Innovation is driven by circumstance. Like, you met someone at the party in that part of the city you had never been to and decided you’d leave together to “get a coffee.” And, if you study the circumstance of that innovation you may reveal some fantastic life lessons. Like, on your way to “get that coffee” in the poorly lit part of the city you’d never been to, you happened upon a red door which beckoned to you both.  

This, it turned out, was an after-hours club where the two of you sat and talked until the sun came up. In turn, you made a far more intimate connection than the two of you ever could have made “over coffee.” 

Now, I don’t mean to suggest innovation is the result of some fated coincidence. What I am saying is that the circumstances we find ourselves in, and the way we respond is highly correlated.  

Consider the case of the great composer Sergei Rachmaninoff and his Piano Concerto #2—with apologies to LL Cool J—the greatest comeback in history. Science has shown him to be the most innovative composer (for the piano) of all time. (Ping me, I’ll shoot you the reference.) Whether or not you go in for this musical style, you have to tip your cap for a few reasons. First, everyone knows this piece. Even if they don’t know that they do. The second movement shows up in film all the time. David Lean’s brilliant “A Brief Encounter” used it extensively, as did the Marilyn Monroe vehicle better known for the “wind from a sewer blowing up her dress” scene, “The 7-year Itch.” Also, that staple of soft rock and easy listening radio “All By Myself” all but directly lifted the melody. But I digress. 

Let’s talk about why it’s innovative. From the musical perspective that cadenza at the end is a beast. Rachmaninoff had Marfan’s syndrome, a disorder of the body’s connective tissue, which allowed him to play 12ths. One’s hand must span 12 piano keys at once in order to do this, which is no easy trick. This allowed him to compose incredibly difficult things to play, that just weren’t being done. So, first lesson —Don’t let personal challenges be a limiting factor, instead turn them to your advantage. 

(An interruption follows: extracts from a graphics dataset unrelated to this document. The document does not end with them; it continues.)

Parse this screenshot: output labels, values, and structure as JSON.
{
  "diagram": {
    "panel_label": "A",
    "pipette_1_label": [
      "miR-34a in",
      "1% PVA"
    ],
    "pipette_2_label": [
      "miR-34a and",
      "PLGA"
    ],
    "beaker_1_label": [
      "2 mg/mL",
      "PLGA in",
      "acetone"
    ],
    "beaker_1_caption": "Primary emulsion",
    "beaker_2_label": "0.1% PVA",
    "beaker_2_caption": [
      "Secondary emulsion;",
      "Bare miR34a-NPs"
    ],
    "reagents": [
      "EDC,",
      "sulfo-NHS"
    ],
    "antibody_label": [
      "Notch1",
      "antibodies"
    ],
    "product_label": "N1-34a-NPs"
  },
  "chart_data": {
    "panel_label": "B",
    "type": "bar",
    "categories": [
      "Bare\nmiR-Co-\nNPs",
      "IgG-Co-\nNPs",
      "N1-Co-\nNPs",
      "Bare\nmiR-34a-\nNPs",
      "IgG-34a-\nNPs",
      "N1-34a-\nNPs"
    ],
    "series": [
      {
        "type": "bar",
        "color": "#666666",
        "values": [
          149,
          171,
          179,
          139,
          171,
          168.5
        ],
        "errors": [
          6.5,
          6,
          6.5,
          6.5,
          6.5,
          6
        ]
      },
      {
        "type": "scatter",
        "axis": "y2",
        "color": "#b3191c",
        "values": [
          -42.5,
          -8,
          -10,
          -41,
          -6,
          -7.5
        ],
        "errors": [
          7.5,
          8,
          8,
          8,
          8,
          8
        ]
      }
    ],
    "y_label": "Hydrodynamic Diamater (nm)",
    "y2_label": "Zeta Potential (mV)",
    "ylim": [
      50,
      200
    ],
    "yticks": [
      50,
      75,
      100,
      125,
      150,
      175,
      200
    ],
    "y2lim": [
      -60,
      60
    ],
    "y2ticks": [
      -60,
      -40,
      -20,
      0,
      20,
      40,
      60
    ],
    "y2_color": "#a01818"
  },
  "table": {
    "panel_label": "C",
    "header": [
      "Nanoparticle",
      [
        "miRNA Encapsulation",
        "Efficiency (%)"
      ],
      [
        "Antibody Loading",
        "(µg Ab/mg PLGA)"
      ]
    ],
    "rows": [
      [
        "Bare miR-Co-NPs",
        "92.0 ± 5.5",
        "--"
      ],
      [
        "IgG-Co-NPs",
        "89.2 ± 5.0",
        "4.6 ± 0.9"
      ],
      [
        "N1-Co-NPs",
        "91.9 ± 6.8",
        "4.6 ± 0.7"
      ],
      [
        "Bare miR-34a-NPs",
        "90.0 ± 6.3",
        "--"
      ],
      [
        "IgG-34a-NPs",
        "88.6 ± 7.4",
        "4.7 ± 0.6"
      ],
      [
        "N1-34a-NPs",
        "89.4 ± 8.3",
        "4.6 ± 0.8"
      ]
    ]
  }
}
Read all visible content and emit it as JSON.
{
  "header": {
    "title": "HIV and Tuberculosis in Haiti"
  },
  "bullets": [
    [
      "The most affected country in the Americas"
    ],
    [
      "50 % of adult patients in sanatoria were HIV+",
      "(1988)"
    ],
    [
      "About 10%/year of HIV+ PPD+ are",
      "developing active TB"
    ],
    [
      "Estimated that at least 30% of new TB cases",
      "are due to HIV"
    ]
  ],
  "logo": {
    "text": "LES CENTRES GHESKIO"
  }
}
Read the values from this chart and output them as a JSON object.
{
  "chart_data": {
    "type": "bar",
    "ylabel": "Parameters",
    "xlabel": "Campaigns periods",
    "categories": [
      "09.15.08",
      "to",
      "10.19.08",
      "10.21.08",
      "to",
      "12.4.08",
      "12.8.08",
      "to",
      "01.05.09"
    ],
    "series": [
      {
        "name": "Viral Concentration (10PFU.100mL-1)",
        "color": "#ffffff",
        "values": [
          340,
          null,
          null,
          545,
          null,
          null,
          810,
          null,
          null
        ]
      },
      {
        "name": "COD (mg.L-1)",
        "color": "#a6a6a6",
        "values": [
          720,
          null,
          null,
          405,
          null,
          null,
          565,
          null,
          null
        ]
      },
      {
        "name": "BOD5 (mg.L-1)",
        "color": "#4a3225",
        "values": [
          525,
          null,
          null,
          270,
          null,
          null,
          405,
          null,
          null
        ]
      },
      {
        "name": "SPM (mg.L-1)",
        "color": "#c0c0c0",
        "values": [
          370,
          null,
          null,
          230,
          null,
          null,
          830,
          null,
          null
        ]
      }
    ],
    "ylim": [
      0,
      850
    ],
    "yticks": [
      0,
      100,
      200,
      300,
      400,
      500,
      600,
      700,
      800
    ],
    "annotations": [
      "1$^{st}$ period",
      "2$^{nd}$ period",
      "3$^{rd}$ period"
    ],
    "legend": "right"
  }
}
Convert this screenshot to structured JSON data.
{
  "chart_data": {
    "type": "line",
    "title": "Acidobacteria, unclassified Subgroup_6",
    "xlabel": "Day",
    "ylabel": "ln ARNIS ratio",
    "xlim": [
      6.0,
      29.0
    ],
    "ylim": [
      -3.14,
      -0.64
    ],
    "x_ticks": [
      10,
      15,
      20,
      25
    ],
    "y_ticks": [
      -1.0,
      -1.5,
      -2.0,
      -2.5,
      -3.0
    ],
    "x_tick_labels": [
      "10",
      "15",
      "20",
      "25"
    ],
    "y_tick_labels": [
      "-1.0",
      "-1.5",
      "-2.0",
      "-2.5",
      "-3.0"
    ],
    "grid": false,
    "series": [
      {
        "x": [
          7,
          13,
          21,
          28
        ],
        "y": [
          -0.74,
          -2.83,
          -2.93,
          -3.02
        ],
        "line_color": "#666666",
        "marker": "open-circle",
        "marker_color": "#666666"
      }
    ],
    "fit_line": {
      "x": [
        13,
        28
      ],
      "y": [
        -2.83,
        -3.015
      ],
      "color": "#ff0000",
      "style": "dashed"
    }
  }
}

However, the thing that really impresses me is that Rachmaninov wrote the master work on the heels of a colossal failure. His First Symphony in 1897 was a stink bomb of epic proportions. I mean, oof… He sank into a deep depression. No one would have blamed him if he disappeared into oblivion.  He, thankfully, found Dr. Nicolai Dahl, a Russian neurologist. Between hypnosis and therapy, Dr. Dahl was able to help Rachmaninoff rebuild himself to the point he could compose again. Second lesson — Don’t let your failures consume you, that’s when its time to get help. You are never alone. 

I would suggest, as Marketers and more importantly, humans, we should not expect perfection, but learn to embrace failure — because from the ash will arise the greatest inventions.  

But there is a larger point here, and it is where we started. It’s the beginning of Autism Acceptance Month and for some ridiculous reason ASD, mental health and a host of other conditions STILL have a certain stigma, misperception and intolerance associated with them. And that’s just not good medicine. There are a number of amazing organizations to reach out to, to learn more. for one: 

As my father would say, it would be even better to get involved. Because, individuals are, by very definition, individuals…and you can’t get to know someone from a distance.